By: Shannon Flaherty
Paper Lips
I love my scars (it’s the openings that I’m ashamed of). White lips parted in whisper,
fingernail shreds pressing through paper skin trying to get inside.
(Or: part of me trying to escape).
I count them like piercings, like cold colourless tongues tracing love letters
I cannot read.
They are the swollen outline of a palm pressed against a car window; the musk of stiff
denim unearthed from a storage bin; the whisper of someone unremembered; the white
blink of rower’s blades across
a glassy lake, now now now.
Red Poetry
Remember: knees bent up to your chin,
fingers of rain crawling through lace,
a neighbor’s mold-slicked fence post held your spine.
Traded it a patch torn from your back (the colour of red wine-stained lips)
for angry marks where your bones could hide
and a view of headlights in the rain.
Rust groaned over the hill in the distance– your brother’s truck.
You made a list of how to begin:
1. the world scares me
2. this sadness isn’t mine
3. am I close enough?
4. fix your damned muffler
You chose the last one, smirked when he did,
stared through your face in the window.
Now: quarters rattle in the cup holders
but without moonlight, silver is just black.
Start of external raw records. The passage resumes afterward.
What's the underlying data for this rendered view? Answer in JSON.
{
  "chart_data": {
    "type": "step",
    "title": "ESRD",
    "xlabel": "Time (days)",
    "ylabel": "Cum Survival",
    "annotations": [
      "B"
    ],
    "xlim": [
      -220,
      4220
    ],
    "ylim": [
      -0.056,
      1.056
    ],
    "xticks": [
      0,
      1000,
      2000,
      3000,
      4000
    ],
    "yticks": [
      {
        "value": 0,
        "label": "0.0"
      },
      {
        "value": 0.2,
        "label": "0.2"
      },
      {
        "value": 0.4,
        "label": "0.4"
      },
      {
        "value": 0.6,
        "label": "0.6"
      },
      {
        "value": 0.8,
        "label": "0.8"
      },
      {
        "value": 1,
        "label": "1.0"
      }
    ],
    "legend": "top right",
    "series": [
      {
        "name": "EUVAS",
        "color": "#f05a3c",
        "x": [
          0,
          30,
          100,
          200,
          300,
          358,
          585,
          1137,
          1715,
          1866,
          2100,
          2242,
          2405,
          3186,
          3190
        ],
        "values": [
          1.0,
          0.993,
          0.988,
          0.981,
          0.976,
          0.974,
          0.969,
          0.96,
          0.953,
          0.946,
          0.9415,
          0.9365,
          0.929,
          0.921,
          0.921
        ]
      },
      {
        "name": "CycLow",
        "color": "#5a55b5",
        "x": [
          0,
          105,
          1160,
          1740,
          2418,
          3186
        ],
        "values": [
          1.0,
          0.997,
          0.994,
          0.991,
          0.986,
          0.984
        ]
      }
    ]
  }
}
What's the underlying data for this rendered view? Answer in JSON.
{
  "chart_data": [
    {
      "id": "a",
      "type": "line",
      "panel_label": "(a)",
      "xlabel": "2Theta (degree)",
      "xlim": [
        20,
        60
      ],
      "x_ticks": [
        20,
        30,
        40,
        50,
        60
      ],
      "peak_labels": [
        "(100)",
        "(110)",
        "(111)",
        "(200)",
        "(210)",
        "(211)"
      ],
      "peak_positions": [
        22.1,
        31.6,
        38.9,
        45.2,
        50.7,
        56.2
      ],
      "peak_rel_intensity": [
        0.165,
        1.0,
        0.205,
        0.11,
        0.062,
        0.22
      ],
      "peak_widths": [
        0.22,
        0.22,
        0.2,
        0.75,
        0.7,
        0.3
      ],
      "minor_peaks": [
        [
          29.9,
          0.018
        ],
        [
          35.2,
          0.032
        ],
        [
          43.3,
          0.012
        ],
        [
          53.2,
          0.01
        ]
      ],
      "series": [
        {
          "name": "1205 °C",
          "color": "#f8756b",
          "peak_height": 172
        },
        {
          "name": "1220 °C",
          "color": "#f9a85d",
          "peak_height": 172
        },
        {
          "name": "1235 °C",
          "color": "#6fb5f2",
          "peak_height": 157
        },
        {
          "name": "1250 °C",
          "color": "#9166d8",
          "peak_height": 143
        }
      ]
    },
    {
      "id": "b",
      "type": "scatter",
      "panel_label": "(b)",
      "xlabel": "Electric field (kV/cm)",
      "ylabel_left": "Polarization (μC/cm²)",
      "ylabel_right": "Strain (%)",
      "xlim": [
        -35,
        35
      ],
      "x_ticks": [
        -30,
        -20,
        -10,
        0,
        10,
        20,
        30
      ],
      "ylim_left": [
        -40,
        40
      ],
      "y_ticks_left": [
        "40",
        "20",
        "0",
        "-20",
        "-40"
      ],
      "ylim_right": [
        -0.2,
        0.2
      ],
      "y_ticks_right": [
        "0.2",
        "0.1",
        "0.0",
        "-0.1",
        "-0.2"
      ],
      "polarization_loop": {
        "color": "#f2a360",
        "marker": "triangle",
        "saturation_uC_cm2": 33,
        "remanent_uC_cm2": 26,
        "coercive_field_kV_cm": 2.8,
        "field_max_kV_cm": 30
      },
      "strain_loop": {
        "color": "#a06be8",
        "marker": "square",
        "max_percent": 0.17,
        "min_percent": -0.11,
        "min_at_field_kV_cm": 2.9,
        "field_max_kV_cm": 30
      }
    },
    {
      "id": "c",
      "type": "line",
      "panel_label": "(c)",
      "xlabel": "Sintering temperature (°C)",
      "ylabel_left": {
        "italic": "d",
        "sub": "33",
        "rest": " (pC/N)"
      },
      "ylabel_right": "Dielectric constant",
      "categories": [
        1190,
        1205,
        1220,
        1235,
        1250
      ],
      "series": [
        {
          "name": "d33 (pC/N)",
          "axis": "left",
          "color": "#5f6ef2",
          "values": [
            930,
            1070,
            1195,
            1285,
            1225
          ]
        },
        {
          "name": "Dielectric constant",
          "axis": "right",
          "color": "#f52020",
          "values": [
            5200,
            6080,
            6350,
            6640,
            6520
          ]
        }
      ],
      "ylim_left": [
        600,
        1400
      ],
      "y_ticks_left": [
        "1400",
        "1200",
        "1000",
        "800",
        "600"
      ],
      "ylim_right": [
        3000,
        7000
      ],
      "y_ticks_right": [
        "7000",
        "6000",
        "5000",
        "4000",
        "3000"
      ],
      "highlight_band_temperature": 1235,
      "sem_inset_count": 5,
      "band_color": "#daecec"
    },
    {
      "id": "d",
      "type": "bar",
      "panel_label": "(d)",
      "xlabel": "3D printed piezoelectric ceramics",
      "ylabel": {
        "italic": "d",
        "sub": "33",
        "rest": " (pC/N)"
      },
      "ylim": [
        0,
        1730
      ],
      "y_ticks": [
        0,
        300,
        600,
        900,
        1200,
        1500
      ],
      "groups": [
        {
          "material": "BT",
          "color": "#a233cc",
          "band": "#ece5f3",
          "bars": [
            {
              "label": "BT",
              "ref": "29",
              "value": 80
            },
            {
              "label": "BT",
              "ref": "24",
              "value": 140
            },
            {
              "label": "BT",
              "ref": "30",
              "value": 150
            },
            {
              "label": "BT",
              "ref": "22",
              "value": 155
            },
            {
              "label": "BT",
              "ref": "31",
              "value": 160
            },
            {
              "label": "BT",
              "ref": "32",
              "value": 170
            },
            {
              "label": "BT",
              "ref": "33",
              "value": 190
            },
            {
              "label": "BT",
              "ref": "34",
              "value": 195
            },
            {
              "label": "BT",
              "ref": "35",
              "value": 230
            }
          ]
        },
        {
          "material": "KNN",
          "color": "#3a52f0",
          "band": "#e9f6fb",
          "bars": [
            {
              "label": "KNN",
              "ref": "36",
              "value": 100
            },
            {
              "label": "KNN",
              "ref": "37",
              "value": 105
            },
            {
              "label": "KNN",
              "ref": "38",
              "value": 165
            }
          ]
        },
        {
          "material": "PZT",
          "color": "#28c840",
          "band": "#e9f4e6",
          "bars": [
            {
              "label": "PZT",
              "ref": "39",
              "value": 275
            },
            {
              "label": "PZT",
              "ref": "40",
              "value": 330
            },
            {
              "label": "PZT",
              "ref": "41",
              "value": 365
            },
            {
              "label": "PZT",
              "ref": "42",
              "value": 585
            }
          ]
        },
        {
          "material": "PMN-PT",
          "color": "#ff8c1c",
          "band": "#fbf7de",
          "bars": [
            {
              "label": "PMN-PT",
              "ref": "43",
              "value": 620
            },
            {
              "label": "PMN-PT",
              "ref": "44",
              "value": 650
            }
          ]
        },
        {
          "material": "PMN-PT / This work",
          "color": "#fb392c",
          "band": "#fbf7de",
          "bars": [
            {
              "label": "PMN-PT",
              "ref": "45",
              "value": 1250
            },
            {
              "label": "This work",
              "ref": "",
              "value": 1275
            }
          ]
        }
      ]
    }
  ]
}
Still: the planets slide around like
marbles on a greased countertop
the robin swallows a thread from your dress
the next morning and your
tongue whispers red poetry
to your teeth.
Shannon is an outdoor educator and artist on Vancouver Island. Her notebook is filled with illegible observations of people and plants, rushed sketches and sand. Shannon’s poetry and prose have appeared in a number of publications, including Eber & Wein’s anthology Upon Arrival, Cede Poetry and Island Writer Magazine.